Es war im Sommer in der Zeit der hellen Nächte, in einer dunklen Fischerhütte bei den Lofoten, einige Wochen nach der Unionsauflösung. Dort saßen ein Dutzend Menschen, redeten über Politik und tranken Bier. Mit einer einzigen Ausnahme waren sie alle Norweger.

Wie überall, wo sich Norweger in dieser Zeit im Namen der Freiheit versammelten, war Ministerpräsident Michelsen im Geiste anwesend.

"Er soll unser erster Präsident sein!" sagte einer. "Das hat der tüchtige Junge verdient!"

"Das ist sicher", brummte es im Chor aus dem Halbdunkeln.

"Aber wenn nun die Schweden euer Angebot einen Bernadotte-Prinzen zu adoptieren annehmen?", fragte der Fremde.

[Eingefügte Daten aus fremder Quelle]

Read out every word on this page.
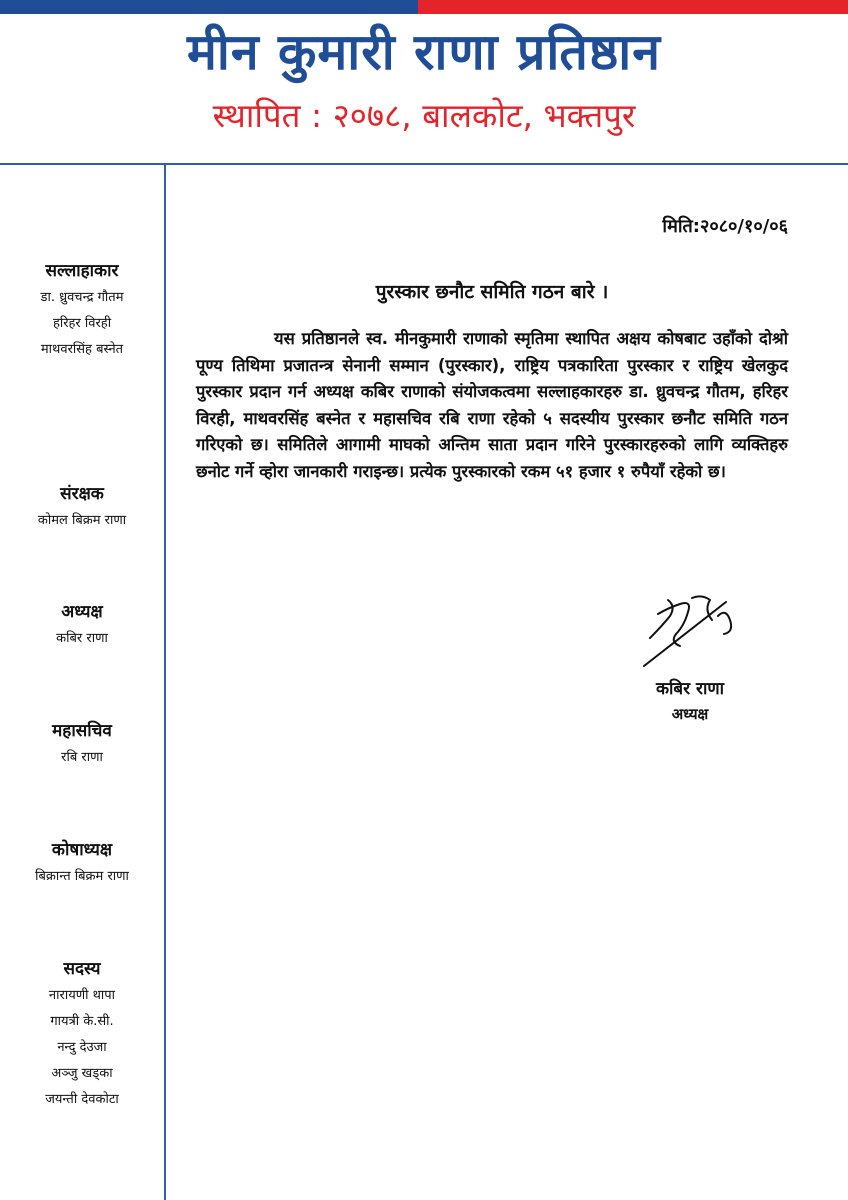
मीन कुमारी राणा प्रतिष्ठान
स्थापित : २०७८, बालकोट, भक्तपुर
सल्लाहाकार
डा. ध्रुवचन्द्र गौतम
हरिहर विरही
माथवरसिंह बस्नेत
संरक्षक
कोमल बिक्रम राणा
अध्यक्ष
कबिर राणा
महासचिव
रबि राणा
कोषाध्यक्ष
बिक्रान्त बिक्रम राणा
सदस्य
नारायणी थापा
गायत्री के.सी.
नन्दु देउजा
अञ्जु खड्का
जयन्ती देवकोटा
मिति:२०८०/१०/०६
पुरस्कार छनौट समिति गठन बारे ।
यस प्रतिष्ठानले स्व. मीनकुमारी राणाको स्मृतिमा स्थापित अक्षय कोषबाट उहाँको दोश्रो पूण्य तिथिमा प्रजातन्त्र सेनानी सम्मान (पुरस्कार), राष्ट्रिय पत्रकारिता पुरस्कार र राष्ट्रिय खेलकुद पुरस्कार प्रदान गर्न अध्यक्ष कबिर राणाको संयोजकत्वमा सल्लाहकारहरु डा. ध्रुवचन्द्र गौतम, हरिहर विरही, माथवरसिंह बस्नेत र महासचिव रबि राणा रहेको ५ सदस्यीय पुरस्कार छनौट समिति गठन गरिएको छ। समितिले आगामी माघको अन्तिम साता प्रदान गरिने पुरस्कारहरुको लागि व्यक्तिहरु छनोट गर्ने व्होरा जानकारी गराइन्छ। प्रत्येक पुरस्कारको रकम ५१ हजार १ रुपैयाँ रहेको छ।
कबिर राणा
अध्यक्ष
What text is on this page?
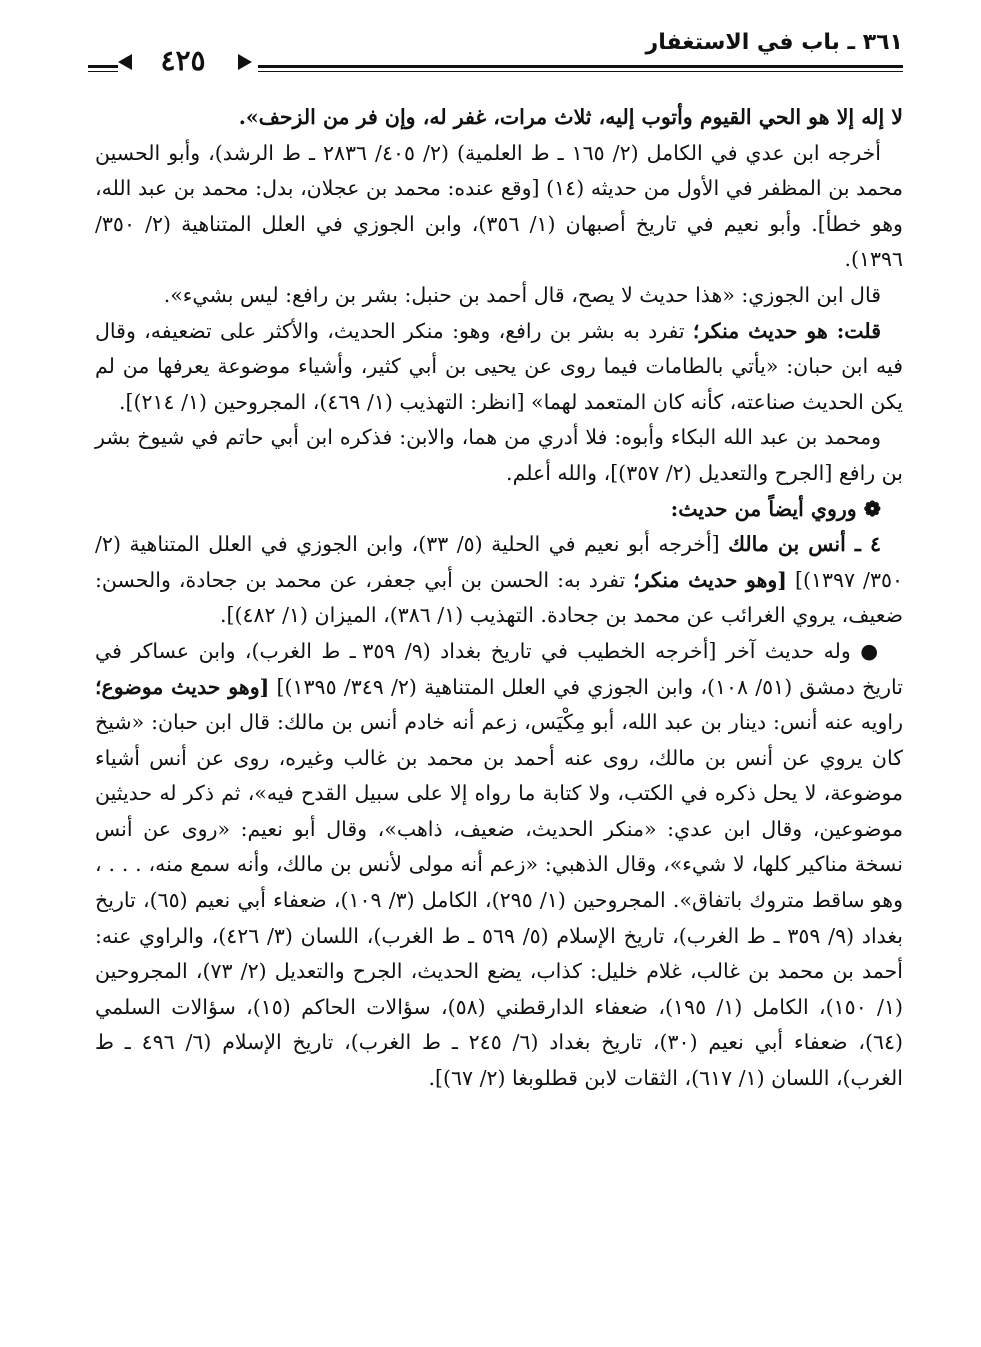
٤٢٥
٣٦١ ـ باب في الاستغفار

لا إله إلا هو الحي القيوم وأتوب إليه، ثلاث مرات، غفر له، وإن فر من الزحف».

أخرجه ابن عدي في الكامل (٢/ ١٦٥ ـ ط العلمية) (٢/ ٤٠٥/ ٢٨٣٦ ـ ط الرشد)، وأبو الحسين محمد بن المظفر في الأول من حديثه (١٤) [وقع عنده: محمد بن عجلان، بدل: محمد بن عبد الله، وهو خطأ]. وأبو نعيم في تاريخ أصبهان (١/ ٣٥٦)، وابن الجوزي في العلل المتناهية (٢/ ٣٥٠/ ١٣٩٦).

قال ابن الجوزي: «هذا حديث لا يصح، قال أحمد بن حنبل: بشر بن رافع: ليس بشيء».

قلت: هو حديث منكر؛ تفرد به بشر بن رافع، وهو: منكر الحديث، والأكثر على تضعيفه، وقال فيه ابن حبان: «يأتي بالطامات فيما روى عن يحيى بن أبي كثير، وأشياء موضوعة يعرفها من لم يكن الحديث صناعته، كأنه كان المتعمد لهما» [انظر: التهذيب (١/ ٤٦٩)، المجروحين (١/ ٢١٤)].

ومحمد بن عبد الله البكاء وأبوه: فلا أدري من هما، والابن: فذكره ابن أبي حاتم في شيوخ بشر بن رافع [الجرح والتعديل (٢/ ٣٥٧)]، والله أعلم.

❁ وروي أيضاً من حديث:

٤ ـ أنس بن مالك [أخرجه أبو نعيم في الحلية (٥/ ٣٣)، وابن الجوزي في العلل المتناهية (٢/ ٣٥٠/ ١٣٩٧)] [وهو حديث منكر؛ تفرد به: الحسن بن أبي جعفر، عن محمد بن جحادة، والحسن: ضعيف، يروي الغرائب عن محمد بن جحادة. التهذيب (١/ ٣٨٦)، الميزان (١/ ٤٨٢)].

● وله حديث آخر [أخرجه الخطيب في تاريخ بغداد (٩/ ٣٥٩ ـ ط الغرب)، وابن عساكر في تاريخ دمشق (٥١/ ١٠٨)، وابن الجوزي في العلل المتناهية (٢/ ٣٤٩/ ١٣٩٥)] [وهو حديث موضوع؛ راويه عنه أنس: دينار بن عبد الله، أبو مِكْيَس، زعم أنه خادم أنس بن مالك: قال ابن حبان: «شيخ كان يروي عن أنس بن مالك، روى عنه أحمد بن محمد بن غالب وغيره، روى عن أنس أشياء موضوعة، لا يحل ذكره في الكتب، ولا كتابة ما رواه إلا على سبيل القدح فيه»، ثم ذكر له حديثين موضوعين، وقال ابن عدي: «منكر الحديث، ضعيف، ذاهب»، وقال أبو نعيم: «روى عن أنس نسخة مناكير كلها، لا شيء»، وقال الذهبي: «زعم أنه مولى لأنس بن مالك، وأنه سمع منه، . . . ، وهو ساقط متروك باتفاق». المجروحين (١/ ٢٩٥)، الكامل (٣/ ١٠٩)، ضعفاء أبي نعيم (٦٥)، تاريخ بغداد (٩/ ٣٥٩ ـ ط الغرب)، تاريخ الإسلام (٥/ ٥٦٩ ـ ط الغرب)، اللسان (٣/ ٤٢٦)، والراوي عنه: أحمد بن محمد بن غالب، غلام خليل: كذاب، يضع الحديث، الجرح والتعديل (٢/ ٧٣)، المجروحين (١/ ١٥٠)، الكامل (١/ ١٩٥)، ضعفاء الدارقطني (٥٨)، سؤالات الحاكم (١٥)، سؤالات السلمي (٦٤)، ضعفاء أبي نعيم (٣٠)، تاريخ بغداد (٦/ ٢٤٥ ـ ط الغرب)، تاريخ الإسلام (٦/ ٤٩٦ ـ ط الغرب)، اللسان (١/ ٦١٧)، الثقات لابن قطلوبغا (٢/ ٦٧)].
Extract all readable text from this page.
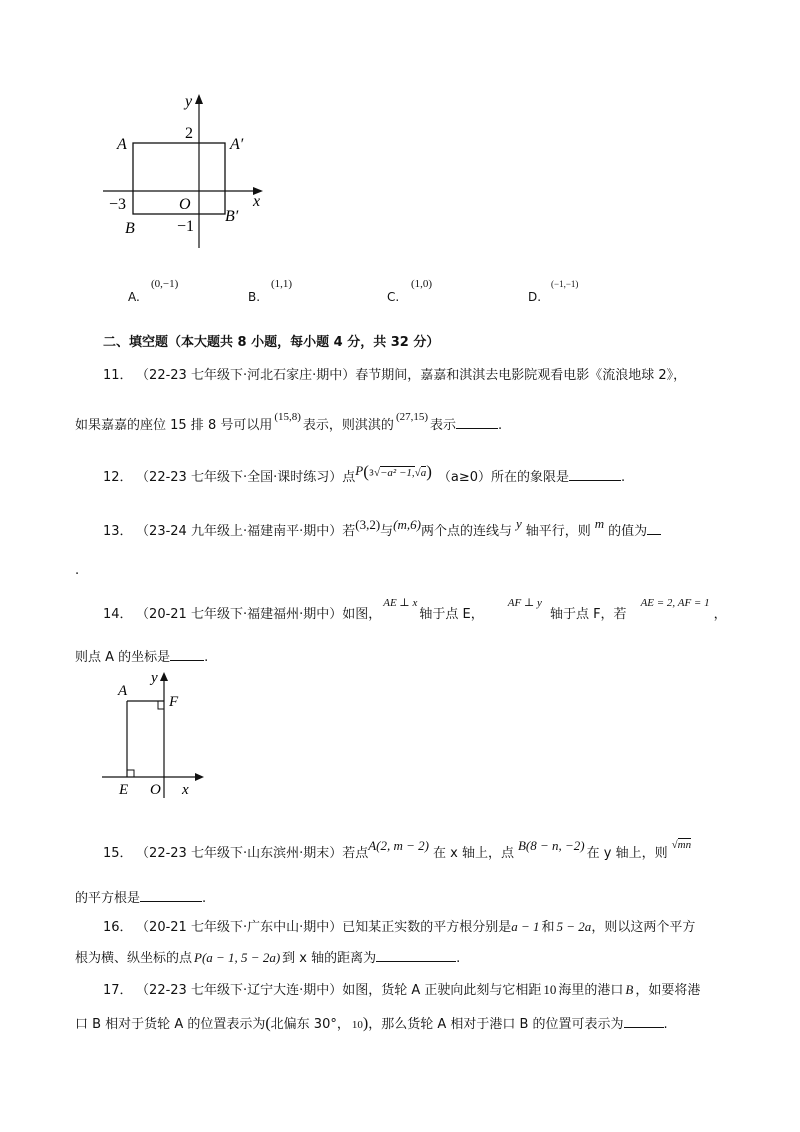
y
A
2
A′
−3	O	x
B	−1
B′
A.
(0,−1)
B.
(1,1)
C.
(1,0)
D.
(−1,−1)
二、填空题（本大题共 8 小题，每小题 4 分，共 32 分）
11． （22-23 七年级下·河北石家庄·期中）春节期间，嘉嘉和淇淇去电影院观看电影《流浪地球 2》，
如果嘉嘉的座位 15 排 8 号可以用$^{(15,8)}$表示，则淇淇的$^{(27,15)}$表示	.
12． （22-23 七年级下·全国·课时练习）点P($^{3√-a^2 -1,√a}$) （a≥0）所在的象限是	.
13． （23-24 九年级上·福建南平·期中）若(3,2)与(m,6)两个点的连线与y轴平行，则m的值为
.
14． （20-21 七年级下·福建福州·期中）如图，$^{AE \perp x}$轴于点 E，$^{AF \perp y}$轴于点 F，若$^{AE = 2, AF = 1}$，
则点 A 的坐标是	.
A
y
F
E O x
15． （22-23 七年级下·山东滨州·期末）若点A(2, m − 2)在 x 轴上，点B(8 − n, −2)在 y 轴上，则$^{√mn}$
的平方根是	.
16． （20-21 七年级下·广东中山·期中）已知某正实数的平方根分别是a − 1 和 5 − 2a，则以这两个平方
根为横、纵坐标的点 P(a − 1, 5 − 2a) 到 x 轴的距离为	.
17． （22-23 七年级下·辽宁大连·期中）如图，货轮 A 正驶向此刻与它相距 10 海里的港口 B ，如要将港
口 B 相对于货轮 A 的位置表示为(北偏东 30°， 10)，那么货轮 A 相对于港口 B 的位置可表示为	.
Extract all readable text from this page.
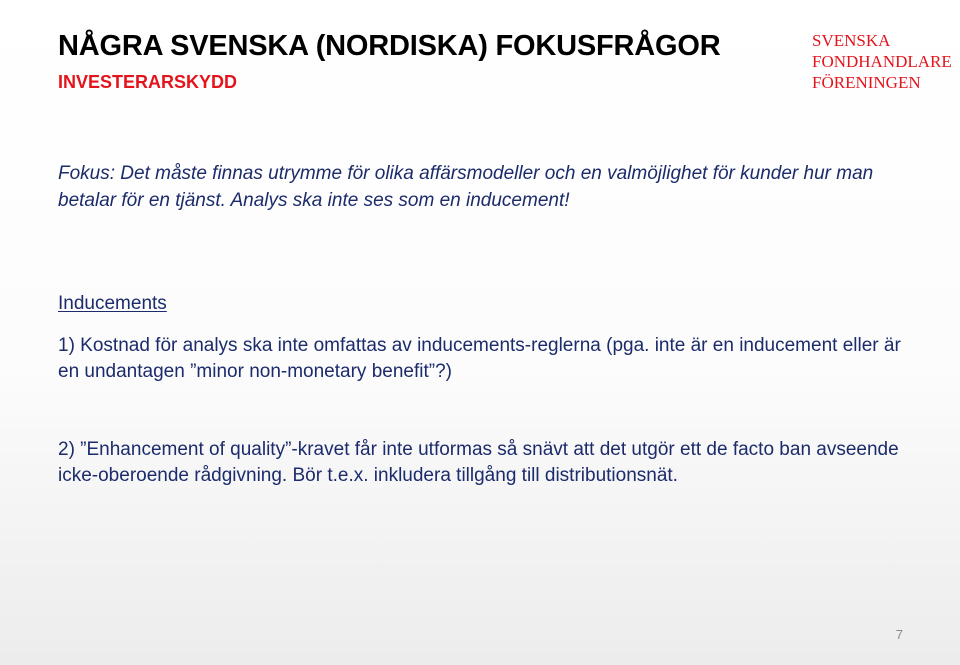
NÅGRA SVENSKA (NORDISKA) FOKUSFRÅGOR
INVESTERARSKYDD
SVENSKA
FONDHANDLARE
FÖRENINGEN
Fokus: Det måste finnas utrymme för olika affärsmodeller och en valmöjlighet för kunder hur man betalar för en tjänst. Analys ska inte ses som en inducement!
Inducements
1) Kostnad för analys ska inte omfattas av inducements-reglerna (pga. inte är en inducement eller är en undantagen ”minor non-monetary benefit”?)
2) ”Enhancement of quality”-kravet får inte utformas så snävt att det utgör ett de facto ban avseende icke-oberoende rådgivning. Bör t.e.x. inkludera tillgång till distributionsnät.
7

"Das machen die nie!", klang es wie aus einem Mund, und darin lag sowohl ein Lachen als auch eine Bedrohung.

"Aber ich habe vereinzelte Äußerungen von Furcht vor der – wie ihr sie nennt – Gewerkschaft der gekrönten Häupter gehört."

"Hör zu, mein Freund! Wir Norweger sind ein Volk des Fortschritts. Das hat der Kampf der letzten hundert Jahre aus uns gemacht. Wir haben im Grunde bereits die Republik. Wir müssen nur noch den Präsidenten wählen."

"Na dann lebe die Republik!"

"Ja, darauf ein Prost!"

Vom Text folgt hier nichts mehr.